I have the BSR 29 mikuni carb, the carb shows 39D2 L951 for identification marks.

When I do a search it seems like the BSR 29 does not even exisit, I cannot find it on the Mikuni site or any other site. I have found the basic diagram "Microfiche", but I am looking for more information so I can get the quad dialed in without spending 80.00 plus for a factory service manual.
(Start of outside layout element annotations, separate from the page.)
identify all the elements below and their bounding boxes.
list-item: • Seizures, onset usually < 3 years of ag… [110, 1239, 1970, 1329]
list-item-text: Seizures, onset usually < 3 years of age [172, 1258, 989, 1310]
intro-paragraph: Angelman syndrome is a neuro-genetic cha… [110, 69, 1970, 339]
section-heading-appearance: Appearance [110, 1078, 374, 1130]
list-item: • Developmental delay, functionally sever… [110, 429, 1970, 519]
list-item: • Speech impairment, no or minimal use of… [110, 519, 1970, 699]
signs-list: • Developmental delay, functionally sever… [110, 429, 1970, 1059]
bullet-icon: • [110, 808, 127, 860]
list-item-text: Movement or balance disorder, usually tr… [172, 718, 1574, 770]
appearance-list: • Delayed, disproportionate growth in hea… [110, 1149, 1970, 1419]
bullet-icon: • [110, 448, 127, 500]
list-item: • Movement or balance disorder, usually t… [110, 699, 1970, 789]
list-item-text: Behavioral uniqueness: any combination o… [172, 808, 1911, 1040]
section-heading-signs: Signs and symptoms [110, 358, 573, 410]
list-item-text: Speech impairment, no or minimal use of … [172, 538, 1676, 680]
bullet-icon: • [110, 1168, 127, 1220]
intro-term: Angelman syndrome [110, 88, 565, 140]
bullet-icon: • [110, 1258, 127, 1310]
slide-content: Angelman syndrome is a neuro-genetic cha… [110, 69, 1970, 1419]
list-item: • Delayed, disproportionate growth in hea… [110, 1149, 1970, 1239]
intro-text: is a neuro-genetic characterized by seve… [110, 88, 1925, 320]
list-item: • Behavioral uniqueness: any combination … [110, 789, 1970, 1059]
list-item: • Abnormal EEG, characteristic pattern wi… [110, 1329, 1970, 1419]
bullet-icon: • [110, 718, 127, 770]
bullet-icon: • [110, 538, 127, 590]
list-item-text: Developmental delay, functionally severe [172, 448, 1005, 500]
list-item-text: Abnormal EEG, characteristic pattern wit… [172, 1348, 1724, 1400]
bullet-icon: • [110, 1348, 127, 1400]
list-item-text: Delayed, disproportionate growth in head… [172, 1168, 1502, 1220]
Any ideas web sites or help would be great

Could this be a carb just specific to Suzuki? It does say Mikuni on it though

Thanks

gunn1
 
First of all PLEASE watch the language(no other warning will be given). I would definitely make sure that you get all the pieces out of the case, how you do that is completely up to you. That part down in the bottom is just a guide for the Chain Guide not a lot to worry about there.



THOMAS
 
Hey Gunn post a picture of the carb you have and I will see what I can do on finding you the appropriate carb kit for yours.



THOMAS
 
my fault tubby :( please dont be mad at me lol i guess i never read the rules but thanks for the comforting info on the cam chain guide, i will probably split the case and remove everything i can find.
 
No problem sitting around in person talking like that is cool but not on here, Kids may be trying to learn stuff and we just don't need that kind of attention especially since we are trying to grow as a forum, NO HARD FEELINGS. That would probably be the best thing to do that way you can be sure to get everything and not cause further problems down the road.



THOMAS
 
sounds good, ill get to it this weekend and post pics of the carnage i find, cause im sure half of that piston skirt has to be in the bottom of the crankcase
 
I have a 1999 Suzuki king quad. The carb has been rebuilt, petcock cleaned and fuel pump cleaned, I found no issues with the diaphragm, i mixed sea foam in with the gas to help clean it up, it will idle fine but it would not run unless it sits there idling for about 20 minutes. now it won't run unless the lights are on. Any ideas???
 
Regulator/Rectifier is probably going bad, check the voltages at the battery and let us know what it says.



THOMAS
 
i forgot to mention when i pulled the flywheel off some parts flew out with it, i made sure i got found them all but the oem diagrams dont show where they belong? any idea what they are and where they go?